# First year business - when do I have to pay?



## DollaWine (Aug 4, 2015)

Hi everyone,

I've ran a small business this year that I just registered a few months ago. I've made about $15k and expect to make another $5k or so by the end of the year (estimate). When I file my taxes next Spring, when do I actually have to pay my taxes? I was told that first year businesses don't have to pay their tax until the next year so they can prepare their finances, is this rumor or fact? Are there payment plans? If so, I'd like to use my saved up tax money for other things (student loans) and then pay the taxes later on when they're actually due to be paid - when will that be? Thanks for any help.


----------



## Russ (Mar 15, 2010)

Here's what I think:

I'm assuming that your first business activity occurred in 2016 and that your business is a sole proprietorship. You will have a calendar fiscal year. Your 2016 taxes must be paid by April 30, 2017 to avoid interest charges. Your tax return must be filed by June 15, 2017 to avoid a late filing penalty. If you have a spouse, and if your spouse has taxable income, your spouse has the same deadlines as you - April 30 and June 15.

There is no special rule for first year businesses.


----------



## DollaWine (Aug 4, 2015)

Hmm.. interesting. So if I underestimated how much I would make and was saving for taxes but didn't save enough... I would have to rush to come up with the extra cash _that quickly_ or face interest charges?


----------



## Just a Guy (Mar 27, 2012)

If you're a sole proprietor you file with your personal income tax. If you're incorporated, you can technically pick your year end and then have some time after that to get everything filed.

However, if you owe money, the government wants its cut as soon as its legally entitled to collect it. If they owe you money, they're much more forgiving of when you file...still, if you wait too long, they'll come after you because most of the time people owe them money and they'll hit you with stiff penalties and interest. They can't lose.

If you've got a good accountant, he may be able to minimize any taxes owing in the first few years anyway. There are usually a lot of start up costs, and ongoing costs (like an accountant) which can be used as write offs.


----------



## OhGreatGuru (May 24, 2009)

DollaWine said:


> ... So if I underestimated how much I would make and was saving for taxes but didn't save enough... I would have to rush to come up with the extra cash _that quickly_ or face interest charges?
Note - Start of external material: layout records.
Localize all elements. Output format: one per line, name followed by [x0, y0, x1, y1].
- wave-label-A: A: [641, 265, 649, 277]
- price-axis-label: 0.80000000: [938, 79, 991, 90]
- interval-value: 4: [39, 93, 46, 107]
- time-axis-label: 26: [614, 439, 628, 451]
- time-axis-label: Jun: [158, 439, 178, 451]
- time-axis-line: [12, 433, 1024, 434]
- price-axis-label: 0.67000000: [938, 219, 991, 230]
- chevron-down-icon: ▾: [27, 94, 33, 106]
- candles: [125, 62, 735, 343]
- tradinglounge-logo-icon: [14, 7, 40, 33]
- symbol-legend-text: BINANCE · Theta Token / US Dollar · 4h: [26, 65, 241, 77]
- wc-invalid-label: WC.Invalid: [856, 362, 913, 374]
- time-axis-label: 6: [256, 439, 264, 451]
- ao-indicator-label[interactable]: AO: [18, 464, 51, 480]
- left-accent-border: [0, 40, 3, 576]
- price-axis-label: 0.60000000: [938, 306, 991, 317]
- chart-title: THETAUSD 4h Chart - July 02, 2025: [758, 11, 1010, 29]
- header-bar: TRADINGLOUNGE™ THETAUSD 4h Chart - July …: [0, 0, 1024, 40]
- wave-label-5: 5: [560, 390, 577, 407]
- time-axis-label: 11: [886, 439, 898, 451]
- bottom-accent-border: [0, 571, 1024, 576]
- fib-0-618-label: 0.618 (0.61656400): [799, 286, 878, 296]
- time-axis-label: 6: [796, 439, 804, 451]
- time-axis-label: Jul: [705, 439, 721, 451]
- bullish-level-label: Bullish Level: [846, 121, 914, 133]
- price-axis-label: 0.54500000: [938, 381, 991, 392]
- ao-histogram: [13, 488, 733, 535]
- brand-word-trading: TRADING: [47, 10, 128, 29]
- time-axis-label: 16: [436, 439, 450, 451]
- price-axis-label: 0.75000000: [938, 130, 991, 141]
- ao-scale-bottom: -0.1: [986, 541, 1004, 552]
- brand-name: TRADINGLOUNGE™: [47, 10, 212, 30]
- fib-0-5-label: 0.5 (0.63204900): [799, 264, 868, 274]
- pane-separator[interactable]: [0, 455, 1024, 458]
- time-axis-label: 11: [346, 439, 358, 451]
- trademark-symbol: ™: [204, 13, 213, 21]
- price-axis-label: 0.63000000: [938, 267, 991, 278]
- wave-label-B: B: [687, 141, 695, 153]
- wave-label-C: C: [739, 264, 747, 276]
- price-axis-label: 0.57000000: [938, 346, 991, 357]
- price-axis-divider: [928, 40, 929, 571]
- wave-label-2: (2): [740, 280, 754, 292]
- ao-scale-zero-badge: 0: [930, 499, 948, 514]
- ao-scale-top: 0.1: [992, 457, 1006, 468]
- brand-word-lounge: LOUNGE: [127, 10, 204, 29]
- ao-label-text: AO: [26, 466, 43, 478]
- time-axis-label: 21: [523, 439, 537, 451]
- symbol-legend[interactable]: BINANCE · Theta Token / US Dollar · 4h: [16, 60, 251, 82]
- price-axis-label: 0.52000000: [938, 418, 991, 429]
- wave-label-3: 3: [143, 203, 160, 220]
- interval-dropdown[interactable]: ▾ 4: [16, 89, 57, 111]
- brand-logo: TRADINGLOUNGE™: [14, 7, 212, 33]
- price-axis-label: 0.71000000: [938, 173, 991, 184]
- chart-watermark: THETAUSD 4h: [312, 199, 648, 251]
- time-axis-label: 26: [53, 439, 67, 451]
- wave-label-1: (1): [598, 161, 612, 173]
Yes. It's no different than for anyone who has income that does not have tax deducted at source. In subsequent years CRA will tell you if you need to pay by installments to reduce this risk.


----------



## DollaWine (Aug 4, 2015)

OhGreatGuru said:


> Yes. It's no different than for anyone who has income that does not have tax deducted at source. In subsequent years CRA will tell you if you need to pay by installments to reduce this risk.


Got it. Thank you


----------



## davidjean (Mar 27, 2014)

Can I add on a question here?

I'm also new to business this year and have a new GST business account registered with CRA. 

I'm over the $30,000 threshold and owe GST. I'm charging my customers GST that I'll pay to CRA. But how does it work?

Anyone know the particulars? Or how the quick tax method works?

Or anyone know any good links or sites to read for more info? 

Thanks.


----------



## Just a Guy (Mar 27, 2012)

Generally speaking, you add up the tax you collected, subtract the eligible gst you paid and submit the difference.


----------



## kcowan (Jul 1, 2010)

As a sole proprietorship, you file on April 30th. Then you use all the equipment and service writeoffs to figure out your GST input credits, and file June 15th. Once you are in the swing, it is pretty easy, Make sure to request yearly filing with the CRA. Those input credits can mount up with all the telephone and computer expenses. Even paper purchases. And, of course, you pay GST on a portion of your home utilities used for your office.


----------



## DollaWine (Aug 4, 2015)

Follow up question....

My client for my business is in the US so I didn't have to worry about this, but I'm looking to take on a second client that is located in Canada. Again, estimated gross income from my business for this year will be around 20k.

Do I charge my new Canadian client HST, or that only if you make a gross income of 30k or more?


----------



## Nerd Investor (Nov 3, 2015)

DollaWine said:


> Follow up question....
> 
> My client for my business is in the US so I didn't have to worry about this, but I'm looking to take on a second client that is located in Canada. Again, estimated gross income from my business for this year will be around 20k.
> 
> Do I charge my new Canadian client HST, or that only if you make a gross income of 30k or more?


Once you register for HST, you have to charge it no matter what.
You're not _forced_ to register until your gross sales in four consecutive quarters exceed $30,000. 

So in your situation, if you haven't registered for HST and you don't have gross revenue of $30,000 yet you would not charge any.
You may want to consider registering voluntarily at some point though to recover HST on your purchases.


----------